Eric Stones, of Ernest Wright and Son, with the famous Kutrites.
Eric Stones, of Ernest Wright and Son, with the famous Kutrites.

Production has restarted at tragedy-hit Sheffield scissor brand Ernest Wright & Sons after the assets were snapped up by two fans from Holland.

In a move which will delight the firm’s legions of supporters, Paul Jacobs and Jan-Bart Fanoy have revived operations at the factory on Broad Lane.

Four members of staff, including veteran craftsmen Cliff Denton and Eric Stones, and a new worker, are on site. The first sales of new products are expected in November, The Star can reveal. Ernest Wright & Sons closed after 116 years following the tragic suicide of boss Nick Wright.

The firm had struggled to fulfil an avalanche of orders for its classic Kutrite kitchen scissors after a crowdfunding appeal went viral in 2016.

More than 2,000 people invested in a pair - including Mr Jacobs - but it is understood only a quarter were delivered before the firm became insolvent and ceased trading in June.

Mr Jacobs said they had bought the Kutrite and Ernest Wright & Sons brands, machinery, forged blanks and designs from the receiver, and had taken out a new lease on the premises.

He added: “We wanted to keep heritage alive. We should not throw away good quality things and this is a good quality thing.

“In software it’s never tangible. I have no knowledge of making scissors. But I wanted a product I could feel and touch.

“We have had an enormous reaction from Sheffield people who are just happy about it - and now I have my scissors!”

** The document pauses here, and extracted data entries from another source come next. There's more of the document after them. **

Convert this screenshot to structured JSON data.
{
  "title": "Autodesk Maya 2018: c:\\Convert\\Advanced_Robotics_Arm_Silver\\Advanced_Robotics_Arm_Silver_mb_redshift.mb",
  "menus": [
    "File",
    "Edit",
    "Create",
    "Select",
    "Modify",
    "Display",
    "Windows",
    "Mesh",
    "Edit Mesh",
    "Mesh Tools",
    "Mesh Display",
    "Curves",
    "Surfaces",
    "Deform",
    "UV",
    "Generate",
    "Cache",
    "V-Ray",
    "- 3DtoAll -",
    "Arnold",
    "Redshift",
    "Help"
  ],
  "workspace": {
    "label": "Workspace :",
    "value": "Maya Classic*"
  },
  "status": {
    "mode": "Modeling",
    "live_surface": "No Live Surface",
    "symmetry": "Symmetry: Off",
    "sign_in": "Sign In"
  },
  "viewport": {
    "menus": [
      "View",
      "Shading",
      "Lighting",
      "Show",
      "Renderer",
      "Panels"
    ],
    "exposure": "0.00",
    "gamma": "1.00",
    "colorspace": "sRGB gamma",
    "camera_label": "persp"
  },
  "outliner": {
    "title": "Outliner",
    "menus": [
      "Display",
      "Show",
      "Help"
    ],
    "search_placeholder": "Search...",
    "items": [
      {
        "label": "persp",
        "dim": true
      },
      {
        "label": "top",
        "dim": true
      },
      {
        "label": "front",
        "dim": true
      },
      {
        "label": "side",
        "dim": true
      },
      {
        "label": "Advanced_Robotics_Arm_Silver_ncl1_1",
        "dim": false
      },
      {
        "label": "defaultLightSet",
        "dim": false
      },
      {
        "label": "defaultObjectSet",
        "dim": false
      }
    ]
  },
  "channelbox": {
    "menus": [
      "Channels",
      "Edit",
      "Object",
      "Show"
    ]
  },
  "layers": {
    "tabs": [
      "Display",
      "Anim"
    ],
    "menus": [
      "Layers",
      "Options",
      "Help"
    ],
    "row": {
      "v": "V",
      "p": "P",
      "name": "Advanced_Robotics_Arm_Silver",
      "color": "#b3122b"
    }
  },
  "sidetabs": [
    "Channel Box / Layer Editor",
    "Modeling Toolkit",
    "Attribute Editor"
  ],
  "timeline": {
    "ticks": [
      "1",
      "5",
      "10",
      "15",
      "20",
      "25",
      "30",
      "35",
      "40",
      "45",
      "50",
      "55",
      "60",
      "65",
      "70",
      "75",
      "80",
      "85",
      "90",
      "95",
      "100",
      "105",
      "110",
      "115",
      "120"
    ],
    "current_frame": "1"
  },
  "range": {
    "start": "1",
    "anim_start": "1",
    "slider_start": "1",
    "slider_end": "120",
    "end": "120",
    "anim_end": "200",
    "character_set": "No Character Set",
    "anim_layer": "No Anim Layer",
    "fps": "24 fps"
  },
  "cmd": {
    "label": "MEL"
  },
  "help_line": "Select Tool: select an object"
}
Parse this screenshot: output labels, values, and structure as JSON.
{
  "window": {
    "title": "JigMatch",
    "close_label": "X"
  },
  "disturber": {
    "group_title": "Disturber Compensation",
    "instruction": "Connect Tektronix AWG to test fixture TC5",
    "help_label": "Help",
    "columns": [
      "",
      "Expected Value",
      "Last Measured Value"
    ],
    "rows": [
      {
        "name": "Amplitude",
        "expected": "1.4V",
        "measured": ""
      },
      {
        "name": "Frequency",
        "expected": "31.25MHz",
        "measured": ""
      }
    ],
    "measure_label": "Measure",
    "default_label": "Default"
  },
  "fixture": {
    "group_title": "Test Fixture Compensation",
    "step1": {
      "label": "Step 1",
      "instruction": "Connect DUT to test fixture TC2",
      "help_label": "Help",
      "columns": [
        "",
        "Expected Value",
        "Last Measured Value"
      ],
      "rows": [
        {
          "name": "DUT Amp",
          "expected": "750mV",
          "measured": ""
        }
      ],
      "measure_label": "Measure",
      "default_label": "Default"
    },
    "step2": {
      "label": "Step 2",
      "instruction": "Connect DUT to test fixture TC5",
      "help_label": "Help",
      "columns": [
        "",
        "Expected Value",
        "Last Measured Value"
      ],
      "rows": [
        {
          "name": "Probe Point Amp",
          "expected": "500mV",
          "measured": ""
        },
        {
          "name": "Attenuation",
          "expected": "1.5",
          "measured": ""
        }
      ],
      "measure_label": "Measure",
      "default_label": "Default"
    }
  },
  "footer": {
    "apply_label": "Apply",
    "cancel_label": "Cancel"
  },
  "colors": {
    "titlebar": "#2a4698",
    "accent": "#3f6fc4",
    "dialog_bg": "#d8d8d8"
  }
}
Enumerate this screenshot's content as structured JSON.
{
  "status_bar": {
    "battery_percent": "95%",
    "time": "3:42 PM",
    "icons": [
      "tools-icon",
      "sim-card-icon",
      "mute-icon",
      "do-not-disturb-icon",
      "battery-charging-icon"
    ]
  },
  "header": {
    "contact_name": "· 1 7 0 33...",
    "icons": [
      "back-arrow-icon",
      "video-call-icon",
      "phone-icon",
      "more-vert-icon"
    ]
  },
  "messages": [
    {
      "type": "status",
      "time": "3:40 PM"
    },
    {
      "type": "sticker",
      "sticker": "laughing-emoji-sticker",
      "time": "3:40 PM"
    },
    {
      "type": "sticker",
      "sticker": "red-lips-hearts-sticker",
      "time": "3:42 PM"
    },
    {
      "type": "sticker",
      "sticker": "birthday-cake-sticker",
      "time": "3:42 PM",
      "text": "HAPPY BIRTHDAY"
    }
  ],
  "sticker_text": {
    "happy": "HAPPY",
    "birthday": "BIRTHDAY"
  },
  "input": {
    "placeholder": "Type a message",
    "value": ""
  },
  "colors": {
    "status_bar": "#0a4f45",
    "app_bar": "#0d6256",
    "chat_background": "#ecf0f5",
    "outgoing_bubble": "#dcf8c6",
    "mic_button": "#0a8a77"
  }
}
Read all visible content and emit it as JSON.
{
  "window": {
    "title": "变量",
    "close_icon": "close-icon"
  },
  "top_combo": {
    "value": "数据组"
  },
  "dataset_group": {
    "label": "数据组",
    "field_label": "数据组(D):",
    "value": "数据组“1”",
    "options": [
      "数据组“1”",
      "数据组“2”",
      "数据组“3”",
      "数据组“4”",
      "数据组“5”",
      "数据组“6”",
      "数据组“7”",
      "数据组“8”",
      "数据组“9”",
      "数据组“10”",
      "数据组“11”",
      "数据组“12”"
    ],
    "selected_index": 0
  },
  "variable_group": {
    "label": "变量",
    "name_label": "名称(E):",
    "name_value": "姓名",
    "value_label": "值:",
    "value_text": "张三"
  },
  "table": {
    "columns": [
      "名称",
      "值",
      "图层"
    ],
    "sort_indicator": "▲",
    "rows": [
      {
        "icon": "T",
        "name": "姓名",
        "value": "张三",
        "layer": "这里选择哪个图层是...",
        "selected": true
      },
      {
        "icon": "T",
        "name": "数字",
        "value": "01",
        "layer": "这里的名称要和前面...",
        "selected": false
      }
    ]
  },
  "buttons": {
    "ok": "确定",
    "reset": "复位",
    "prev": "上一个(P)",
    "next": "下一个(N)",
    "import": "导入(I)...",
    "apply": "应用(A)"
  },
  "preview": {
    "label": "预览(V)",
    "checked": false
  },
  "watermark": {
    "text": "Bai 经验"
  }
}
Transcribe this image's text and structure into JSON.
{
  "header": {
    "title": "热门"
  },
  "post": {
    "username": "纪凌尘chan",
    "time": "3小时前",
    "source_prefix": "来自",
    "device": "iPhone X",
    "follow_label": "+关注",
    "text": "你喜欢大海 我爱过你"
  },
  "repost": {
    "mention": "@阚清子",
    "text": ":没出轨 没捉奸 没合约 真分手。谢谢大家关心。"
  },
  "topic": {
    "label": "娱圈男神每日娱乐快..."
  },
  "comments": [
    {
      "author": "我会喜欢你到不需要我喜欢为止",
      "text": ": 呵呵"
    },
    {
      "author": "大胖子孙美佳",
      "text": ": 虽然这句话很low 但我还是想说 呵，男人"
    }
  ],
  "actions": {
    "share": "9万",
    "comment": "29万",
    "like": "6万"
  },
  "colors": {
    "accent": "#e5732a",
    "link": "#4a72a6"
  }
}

Mr Jacobs stressed the new organisation had no responsibility for the old company and its liabilities, including the outstanding Kutrite orders.

He added: “We know there has been disappointment. If you read all the comments people are saying, ‘I don’t mind if I have to pay again’. But it is too early to say what will happen there.”

Now, machines are being repaired and the workshop cleaned up. And the scissor-making process is being mapped so it could be improved.

The aim was to drive up quality even further.

He added: “The scissors will be very high quality and probably double the price.”